Harriet Law

On this date in 1831, Harriet Teresa Law (nĆ©e Frost) was born in County Essex, England. The daughter of a small farmer, she was raised as a Calvinist “Strict Baptist” and taught Sunday school. In the 1850s she began debating with freethinkers such as George Holyoake but in the process “saw the light of reason” in 1855 and embraced atheism and feminism and became a salaried speaker for the secularist movement while her husband Edward, also a freethinker, stayed home to care for their four children.

Law was president of the Freethought League in 1869 and was repeatedly elected to (but declined) the position of vice president of the National Secular Society. She bought the Secular Chronicle in 1876 and edited the paper, assisted by her daughter, until 1879. She wrote In her first month as editor, “[T]he Bible does assign women a distinct, and what is worse, a subordinate sphere, rendering her subject to man in nearly every relationship of her life.” She gave the paper a broader scope and published profiles of women freethinkers but sold it because it was losing too much money.  

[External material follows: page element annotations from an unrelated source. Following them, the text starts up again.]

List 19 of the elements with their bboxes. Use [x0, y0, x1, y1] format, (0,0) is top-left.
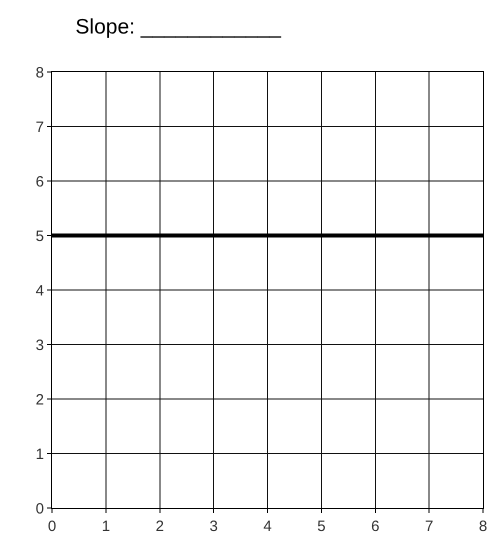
y-tick-label: 0 — [36, 500, 44, 518]
y-tick-label: 5 — [36, 228, 44, 245]
x-tick-label: 5 — [317, 518, 326, 535]
y-tick-label: 6 — [36, 173, 44, 190]
x-tick-label: 1 — [102, 518, 110, 535]
y-tick-label: 8 — [36, 64, 44, 82]
x-tick-label: 3 — [209, 518, 218, 535]
y-tick-label: 4 — [36, 282, 44, 300]
x-tick-label: 2 — [156, 518, 164, 535]
y-tick-label: 7 — [36, 118, 44, 136]
y-tick-label: 2 — [36, 391, 44, 408]
x-tick-label: 8 — [478, 518, 488, 535]
x-tick-label: 4 — [263, 518, 272, 535]
y-tick-label: 3 — [36, 336, 44, 354]
x-tick-label: 6 — [371, 518, 380, 535]
chart-title: Slope: ____________ — [75, 16, 282, 39]
y-tick-label: 1 — [36, 446, 44, 463]
x-tick-label: 7 — [424, 518, 434, 535]
x-tick-label: 0 — [48, 518, 56, 535]
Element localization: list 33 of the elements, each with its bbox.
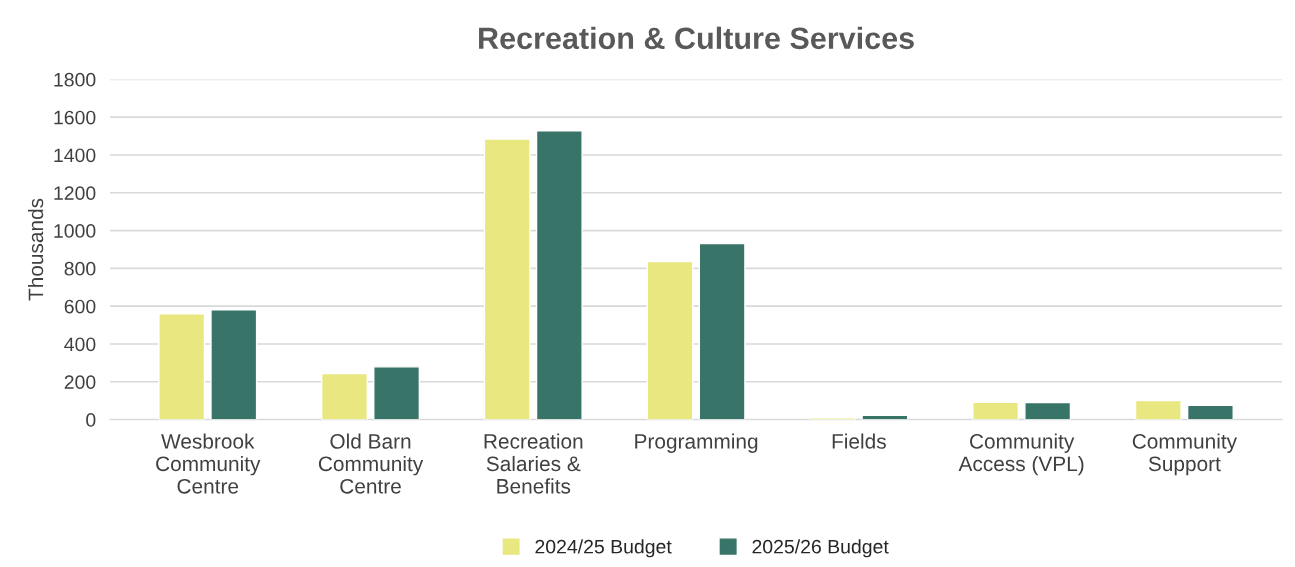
y-axis-title: Thousands — [27, 198, 44, 301]
x-tick-label: Fields — [832, 433, 886, 449]
bar — [646, 260, 694, 420]
x-tick-label: Recreation Salaries & Benefits — [484, 433, 583, 494]
x-tick-label: Programming — [635, 433, 758, 453]
bar — [483, 138, 531, 420]
y-tick-label: 400 — [64, 337, 96, 352]
chart-title: Recreation & Culture Services — [479, 26, 914, 50]
bar — [210, 309, 258, 420]
x-tick-label: Old Barn Community Centre — [318, 433, 424, 494]
y-tick-label: 800 — [64, 261, 96, 276]
y-tick-label: 600 — [64, 299, 96, 314]
bar — [1134, 399, 1182, 420]
legend-label: 2025/26 Budget — [752, 539, 889, 558]
bar — [698, 242, 746, 420]
y-tick-label: 200 — [64, 375, 96, 390]
bar — [1024, 401, 1072, 420]
bar — [158, 313, 206, 420]
y-tick-label: 1800 — [54, 72, 96, 87]
y-tick-label: 1400 — [54, 148, 96, 163]
x-tick-label: Community Support — [1132, 433, 1238, 476]
y-tick-label: 1600 — [54, 110, 96, 125]
x-tick-label: Wesbrook Community Centre — [156, 433, 261, 494]
bar — [320, 372, 368, 420]
bar — [373, 366, 421, 420]
x-tick-label: Community Access (VPL) — [958, 433, 1084, 476]
y-tick-label: 1000 — [54, 224, 96, 238]
y-tick-label: 1200 — [54, 186, 96, 201]
bar — [535, 130, 583, 420]
bar — [1186, 404, 1234, 420]
bar — [972, 401, 1020, 420]
y-tick-label: 0 — [86, 413, 96, 427]
legend-label: 2024/25 Budget — [535, 539, 672, 558]
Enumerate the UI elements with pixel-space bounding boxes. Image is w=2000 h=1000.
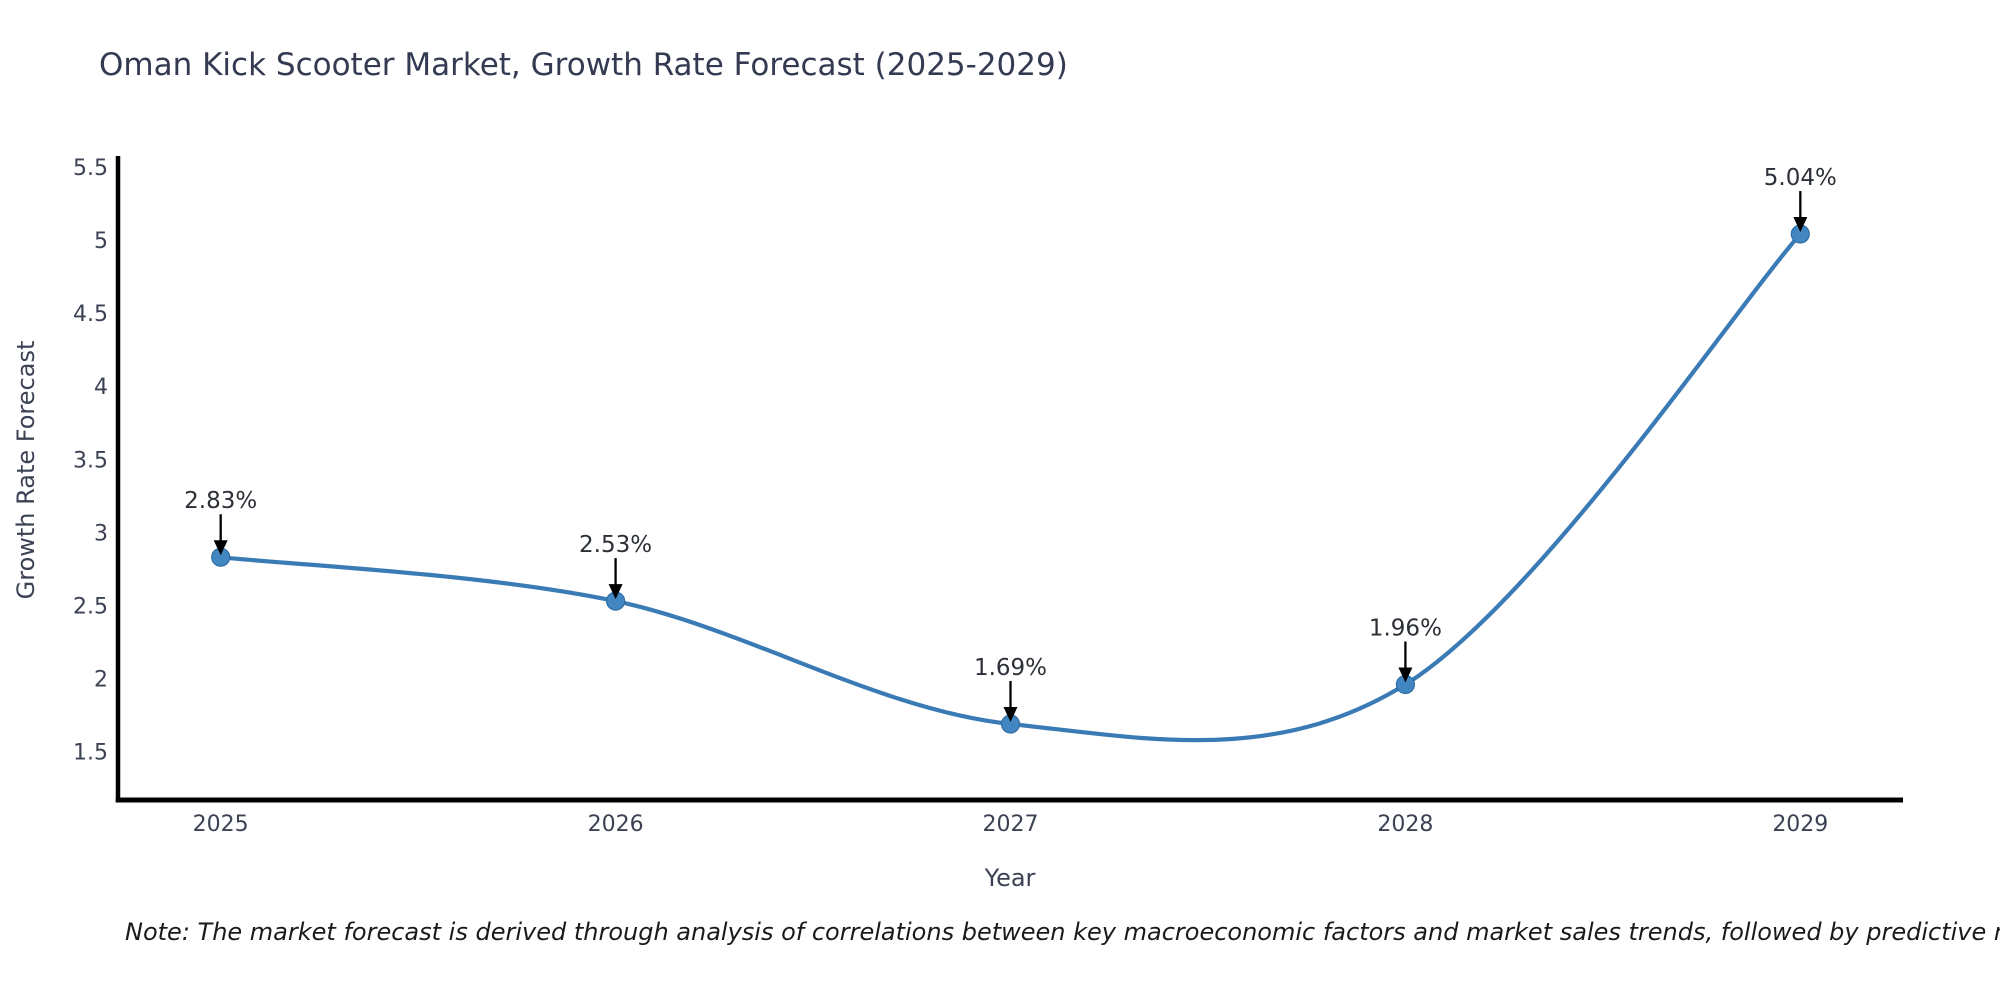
annotation-arrow-head (1793, 217, 1808, 233)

Shortly after that, Law retired from public activities but remained a freethinker until her death. Her early retirement may have been due to ill health but was also partly a result of having been gradually edged out of the movement by Charles Bradlaugh, whose well-known hostility to socialism no doubt added to his already strained relationship with Law. She had also criticized his authoritarian style of leadership.

Eleanor Marx, Karl Marx’s daughter, said Law was one of the first women to recognize “the importance of a woman’s organisation from the proletarian point of view,” adding, “When the history of the labour movement in England is written, the name of Harriet Law will be entered into the golden book of the proletariat.” (Marx, Engels & Lapides, 1990.) She died of a heart attack at age 65 in 1897.